From 1951 until 1954 the immigrants moved to transition camps, where they lived together as family units. Most of the alleged disappearances took place during the earlier, immigrant camp period.

According to the commission’s findings, a child’s “disappearance” usually was a result of death after hospitalization, though sometimes families who couldn’t care for their own children left them in the Jewish Agency’s care. If a baby died, however, there often was a lack of contact with the families, and babies even were buried without the family being notified.

There also were instances when the Jewish Agency assumed babies had been abandoned when parents didn’t visit their children for some time. The commission again found that the authorities often made no effort to find the parents, and criticized the Jewish Agency for this failure.

The parents alleged that their children were taken from them — because of anti-Sephardic bias, they charge — that Israeli organizations never told them what happened and that they didn’t provide death certificates.

“We waited for this commission to finally tell the truth,” said Shlomo Bahagali, whose son Haim was three months old when he disappeared in 1949. His wife went to nurse Haim in the children’s house one evening, Bahagali said, and the next morning the baby was gone.

“What, all the Yemenite children died at the same time?” he told Ha’aretz. “What was it, an epidemic?”

While critical of the Jewish Agency, the commission also noted that the issue had to be viewed in context. In the first three years of the Yemenite immigration, a nation of some 600,000 inhabitants absorbed an additional 685,000 immigrants, including 50,605 from Yemen.

“There is no need to say much in order to convey the scope and scale of the enterprise to absorb the wave of immigration of the time,” the commission wrote. Still, it noted, “The problems in communication between the families and the staff of the children’s houses — who were mainly Ashkenazi — served as fertile ground for many difficult problems that left a bitter taste among many of the families.”

According to Menahem Yitzhari, whose brother Shlomo disappeared at the age of 6, the commission wasn’t really seeking the truth. His brother disappeared while hospitalized for a scratch on his leg, he said. On the fourth day of his hospitalization, his mother was told that he had died, but the family was never provided with a death certificate or a gravesite, Yitzhari said.

Yitzhari believes his brother was abducted by Jewish Agency officials and given to another family. Some Yemenites charge that the babies were given to barren Ashkenazic couples.

According to the commission report, families that didn’t know about burials couldn’t pay for tombstones, and graves often were marked only with a sign. Those signs frequently disappeared, making it impossible to locate the graves.

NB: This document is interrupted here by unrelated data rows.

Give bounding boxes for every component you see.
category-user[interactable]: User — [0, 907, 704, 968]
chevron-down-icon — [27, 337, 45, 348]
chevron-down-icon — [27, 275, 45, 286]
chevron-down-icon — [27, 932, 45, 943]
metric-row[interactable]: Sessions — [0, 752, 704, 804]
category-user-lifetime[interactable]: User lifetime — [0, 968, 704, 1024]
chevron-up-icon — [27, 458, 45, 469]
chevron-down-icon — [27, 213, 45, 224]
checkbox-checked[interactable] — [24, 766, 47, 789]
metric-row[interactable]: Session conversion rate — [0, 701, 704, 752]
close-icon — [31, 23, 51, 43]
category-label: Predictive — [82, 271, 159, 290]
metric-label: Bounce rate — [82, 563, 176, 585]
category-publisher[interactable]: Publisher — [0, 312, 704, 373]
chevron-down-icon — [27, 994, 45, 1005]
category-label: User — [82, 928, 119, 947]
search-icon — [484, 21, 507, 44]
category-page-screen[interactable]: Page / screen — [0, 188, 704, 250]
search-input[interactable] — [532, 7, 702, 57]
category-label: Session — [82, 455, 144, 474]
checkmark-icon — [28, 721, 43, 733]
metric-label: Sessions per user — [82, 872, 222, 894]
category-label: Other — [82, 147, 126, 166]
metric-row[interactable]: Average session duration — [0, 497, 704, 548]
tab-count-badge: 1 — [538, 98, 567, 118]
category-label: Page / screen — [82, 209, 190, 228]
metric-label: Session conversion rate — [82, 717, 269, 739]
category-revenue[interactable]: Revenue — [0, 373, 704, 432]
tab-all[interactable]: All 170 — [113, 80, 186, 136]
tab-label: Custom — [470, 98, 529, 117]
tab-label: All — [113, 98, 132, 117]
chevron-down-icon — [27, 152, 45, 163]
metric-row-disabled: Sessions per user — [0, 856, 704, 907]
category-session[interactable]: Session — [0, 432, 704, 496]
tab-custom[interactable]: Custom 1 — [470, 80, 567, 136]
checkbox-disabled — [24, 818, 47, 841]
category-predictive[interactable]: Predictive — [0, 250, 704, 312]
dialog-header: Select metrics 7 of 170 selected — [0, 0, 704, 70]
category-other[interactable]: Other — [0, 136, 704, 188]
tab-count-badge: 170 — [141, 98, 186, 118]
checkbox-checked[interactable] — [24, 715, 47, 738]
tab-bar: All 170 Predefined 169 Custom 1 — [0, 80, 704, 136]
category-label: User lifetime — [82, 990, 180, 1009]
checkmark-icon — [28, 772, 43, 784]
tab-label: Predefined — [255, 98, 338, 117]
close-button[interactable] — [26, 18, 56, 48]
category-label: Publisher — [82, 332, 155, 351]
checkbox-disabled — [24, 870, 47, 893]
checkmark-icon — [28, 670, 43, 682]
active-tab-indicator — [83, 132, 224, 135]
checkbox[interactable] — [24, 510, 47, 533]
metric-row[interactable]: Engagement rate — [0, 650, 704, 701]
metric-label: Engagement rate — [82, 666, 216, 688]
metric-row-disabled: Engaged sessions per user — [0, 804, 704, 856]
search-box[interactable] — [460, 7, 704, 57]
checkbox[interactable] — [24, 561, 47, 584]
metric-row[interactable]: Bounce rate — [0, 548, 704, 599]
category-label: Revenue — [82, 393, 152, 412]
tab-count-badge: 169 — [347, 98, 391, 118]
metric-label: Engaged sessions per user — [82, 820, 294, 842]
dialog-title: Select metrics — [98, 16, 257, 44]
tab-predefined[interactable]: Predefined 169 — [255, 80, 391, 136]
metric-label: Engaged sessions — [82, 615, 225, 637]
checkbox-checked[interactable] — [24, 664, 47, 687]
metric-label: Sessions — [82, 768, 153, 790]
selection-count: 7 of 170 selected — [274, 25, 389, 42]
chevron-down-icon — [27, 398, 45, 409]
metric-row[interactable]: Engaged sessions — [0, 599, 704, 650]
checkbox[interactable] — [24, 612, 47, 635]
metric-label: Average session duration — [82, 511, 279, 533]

The commission report, published after nearly six years of examination, determined that documentation exists for 972 of the 1,033 missing children. Five additional babies were found to be alive. They were unable to discover what happened in 56 other cases.

In those 56 cases, the commission said it was possible that children were handed over for adoption in individual cases, following decisions by local social workers.

The commission was established in 1995 by then-Prime Minister Yitzhak Rabin, following extreme and occasionally violent efforts by Uzi Meshulam, a militant rabbi who lobbied and petitioned for a commission.

At one time, Meshulam and dozens of his followers barricaded themselves in his home, hurling Molotov cocktails at the police and demanding that a new commission investigate the disappearances.

It wasn’t the first. There had been two previous commissions, in 1967 and 1988, but their findings were criticized and dismissed.

Even now, the families of the missing children accused the commission of concealing information, obstructing justice and forgoing additional sources of information, such as DNA testing of bones in unmarked graves.

Twenty-two graves were found and remains were sent for DNA testing in 1996, but they didn’t yield DNA that could be tested.

“The whitewashing continues,” Rosh Ha’ayin Mayor Yigal Yosef told the Israeli daily Ha’aretz. Rosh Ha’ayin is a small city in the center of the country with a large Yemenite community.

“I am pained and angry that they continue to insult our intelligence,” he said. “The affair is not over.”